Toutefois, ils restent des médicaments et peuvent entraîner des effets indésirables ! Comment bien les utiliser, sans risque de toxicité ou de conséquences graves ? Expert en pharmacologie, le Pr Jean-Paul Giroud est membre de l’Académie nationale de médecine. Il rappelle que l’automédication, y compris avec les antalgiques, est particulièrement déconseillée aux femmes enceintes ou allaitantes, aux nourrissons et aux personnes âgées. Et dans tous les autres cas, consultez avec attention la posologie maximale indiquée sur la notice.

Paracétamol : attention à votre foie

Le Pr Giroud décrypte l’usage de  ces antidouleurs en commençant par "le mieux supporté, le paracétamol". Pour les douleurs récurrentes, il est aussi accessible en association avec la codéine. Il est néanmoins toxique pour le foie. "En automédication, un adulte ne doit jamais dépasser 3 grammes par jour, soit six comprimés de 500mg, et ce pendant cinq jours au maximum", recommande-t-il.
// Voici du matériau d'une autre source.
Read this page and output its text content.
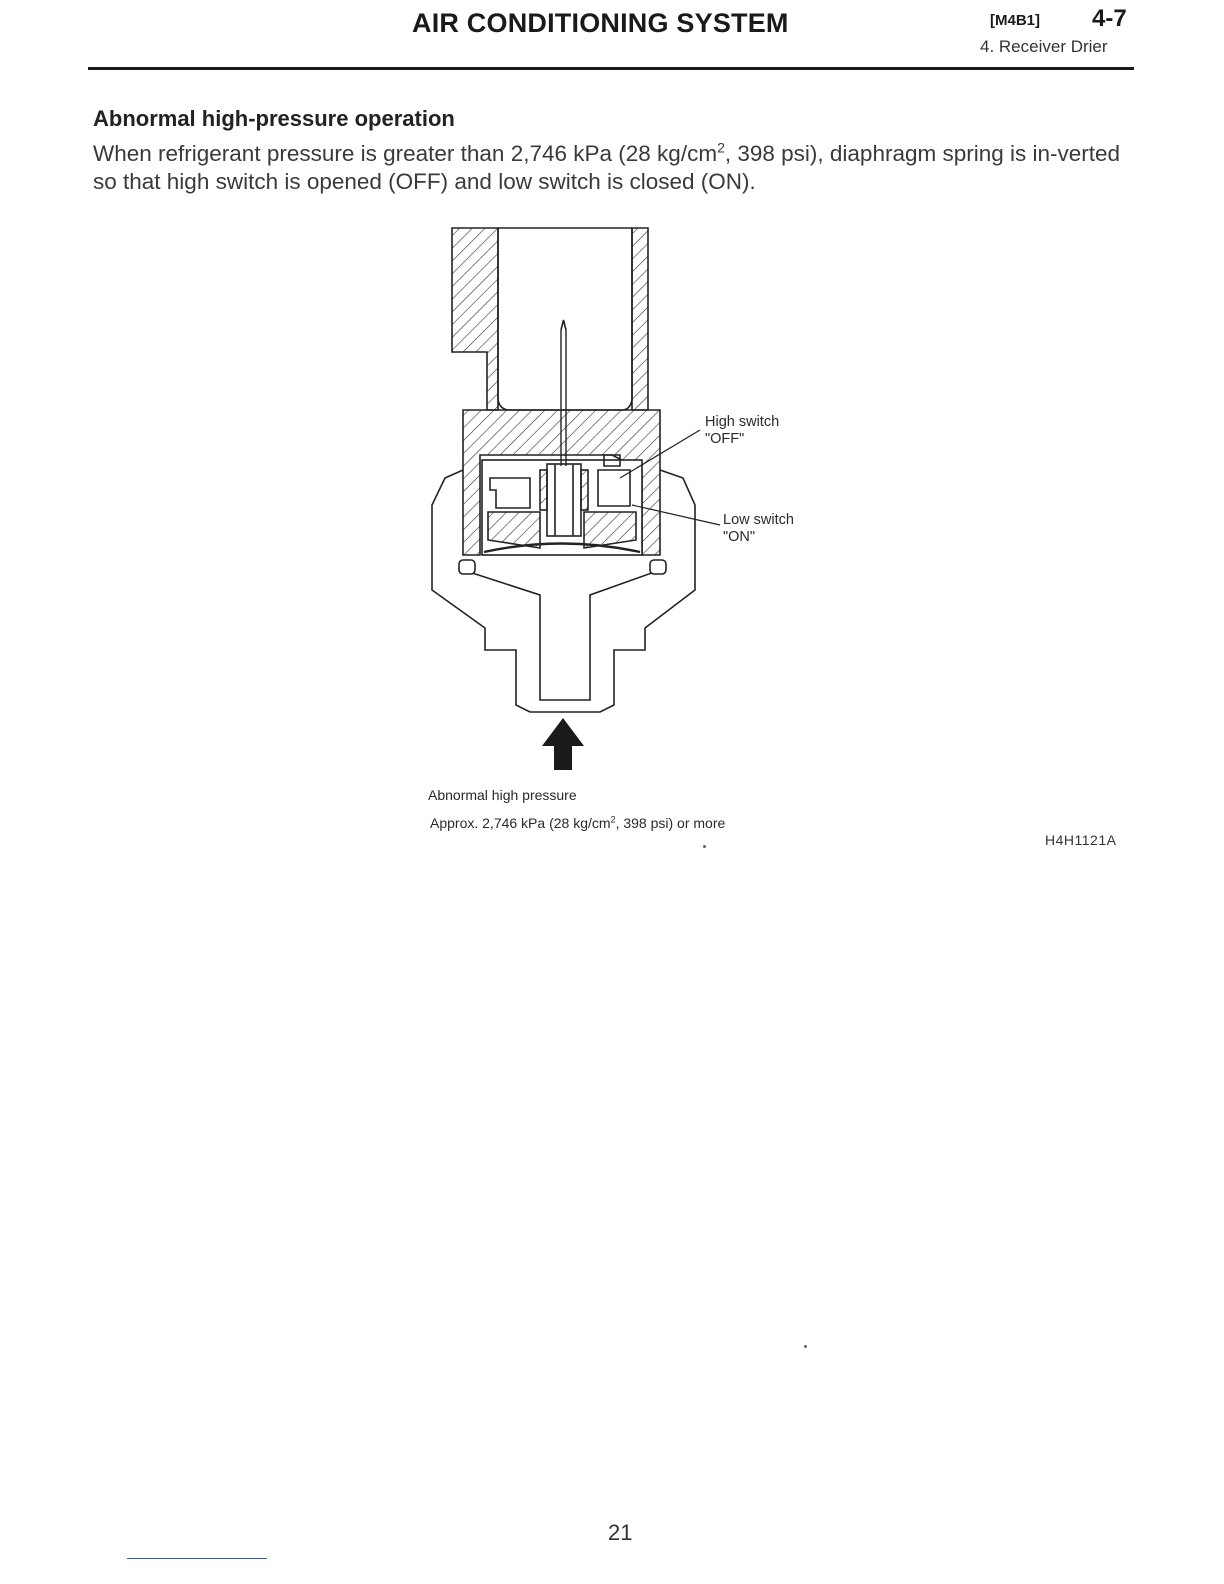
AIR CONDITIONING SYSTEM	[M4B1] 4-7
4. Receiver Drier
Abnormal high-pressure operation
When refrigerant pressure is greater than 2,746 kPa (28 $kg/cm^2$, 398 psi), diaphragm spring is in-verted so that high switch is opened (OFF) and low switch is closed (ON).
High switch
"OFF"
Low switch
"ON"
Abnormal high pressure
Approx. 2,746 kPa (28 $kg/cm^2$, 398 psi) or more
H4H1121A
21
Pour un enfant ou une personne pesant moins de 50 kilos, ou un patient souffrant d’une maladie du foie ou des reins, demandez conseil à votre pharmacien.

Aspirine : estomac malmené et risque hémorragique

L’aspirine, quant à elle, peut agresser l’estomac. En cas de surdosage, elle présente un risque d’hémorragie interne. "J’ai reçu un patient qui prenait 12 grammes d’aspirine par jour", raconte le Dr Julien Nizard, responsable du Centre d’évaluation et de traitement de la douleur à l’hôpital universitaire de Nantes. "Il a été surpris lorsque je l’ai averti qu’il encourait un risque hémorragique majeur, voire mortel !"
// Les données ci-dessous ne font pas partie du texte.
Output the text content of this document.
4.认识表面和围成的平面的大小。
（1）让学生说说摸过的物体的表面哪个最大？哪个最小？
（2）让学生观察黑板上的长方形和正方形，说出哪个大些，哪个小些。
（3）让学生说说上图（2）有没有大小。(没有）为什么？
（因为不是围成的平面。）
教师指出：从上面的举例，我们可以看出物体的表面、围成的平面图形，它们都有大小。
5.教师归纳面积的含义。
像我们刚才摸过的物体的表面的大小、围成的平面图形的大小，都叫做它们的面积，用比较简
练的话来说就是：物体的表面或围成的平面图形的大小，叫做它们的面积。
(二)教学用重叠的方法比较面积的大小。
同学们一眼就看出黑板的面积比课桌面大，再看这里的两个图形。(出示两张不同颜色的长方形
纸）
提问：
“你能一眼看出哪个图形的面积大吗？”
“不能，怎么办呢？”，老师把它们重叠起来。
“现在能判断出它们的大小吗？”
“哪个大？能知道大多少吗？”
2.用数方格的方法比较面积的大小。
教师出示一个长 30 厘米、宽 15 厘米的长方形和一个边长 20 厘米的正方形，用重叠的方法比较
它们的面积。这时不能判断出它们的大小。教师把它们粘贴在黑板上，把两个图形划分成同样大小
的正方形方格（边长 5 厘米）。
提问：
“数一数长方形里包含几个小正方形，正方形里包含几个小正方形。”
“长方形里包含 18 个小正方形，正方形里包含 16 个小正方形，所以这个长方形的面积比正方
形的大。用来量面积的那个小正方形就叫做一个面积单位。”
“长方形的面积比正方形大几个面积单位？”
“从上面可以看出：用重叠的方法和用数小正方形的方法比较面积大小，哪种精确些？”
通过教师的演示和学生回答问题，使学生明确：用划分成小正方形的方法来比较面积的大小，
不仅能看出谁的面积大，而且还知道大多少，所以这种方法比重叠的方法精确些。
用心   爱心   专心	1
Ibuprofène : contre-indiqué aux femmes enceintes

L’ibuprofène est un anti-inflammatoire utilisé comme antalgique. Il peut provoquer une toxicité digestive et rénale. De plus, "une insuffisance hépatique ou des anomalies de la coagulation font partie des contre-indications", précise le Pr Giroud. L’Agence française de sécurité sanitaire des produits de santé (Afssaps) rappelle aussi que l’ibuprofène – comme tous les anti-inflammatoires de cette famille, y compris l’aspirine au-delà de 500 mg par jour – sont déconseillés pendant la grossesse jusqu’au 6e mois, et contre-indiqués ensuite. Ces molécules sont "responsables d’une toxicité foetale et néonatale grave, voire fatale : mort in utero ou néonatale, atteintes rénales et/ou cardio-pulmonaires néonatales", fait-elle savoir.

Education thérapeutique
L’utilisation d’un antidouleur en automédication ne doit donc jamais se décider à la légère. "Si la douleur persiste, si elle se répète et/ou si elle est très intense, il faut consulter un médecin", insistent le Pr Giroud et le Dr Nizard. En effet, "trop de patients sont inutilement en surdosage d’antidouleur, avec un résultat contre-productif. Ainsi, 80% de ceux qui présentent des maux de tête quotidiens souffrent, en réalité, parce qu’ils sont surmédiqués", précise le Dr Nizard. L’éducation thérapeutique est donc très importante : une fois bien informée sur ces produits, toute personne peut alors prendre, en connaissance de cause, la décision d’y avoir recours ou non. En cas de douleur récurrente ou violente, consultez donc votre médecin traitant. Il saura, si besoin, vous diriger vers un spécialiste de la prise en charge de la douleur.

Source : interview du Pr Jean-Paul Giroud, 27 janvier 2012 -
interview du Dr Julien Nizard, 27 janvier 2012.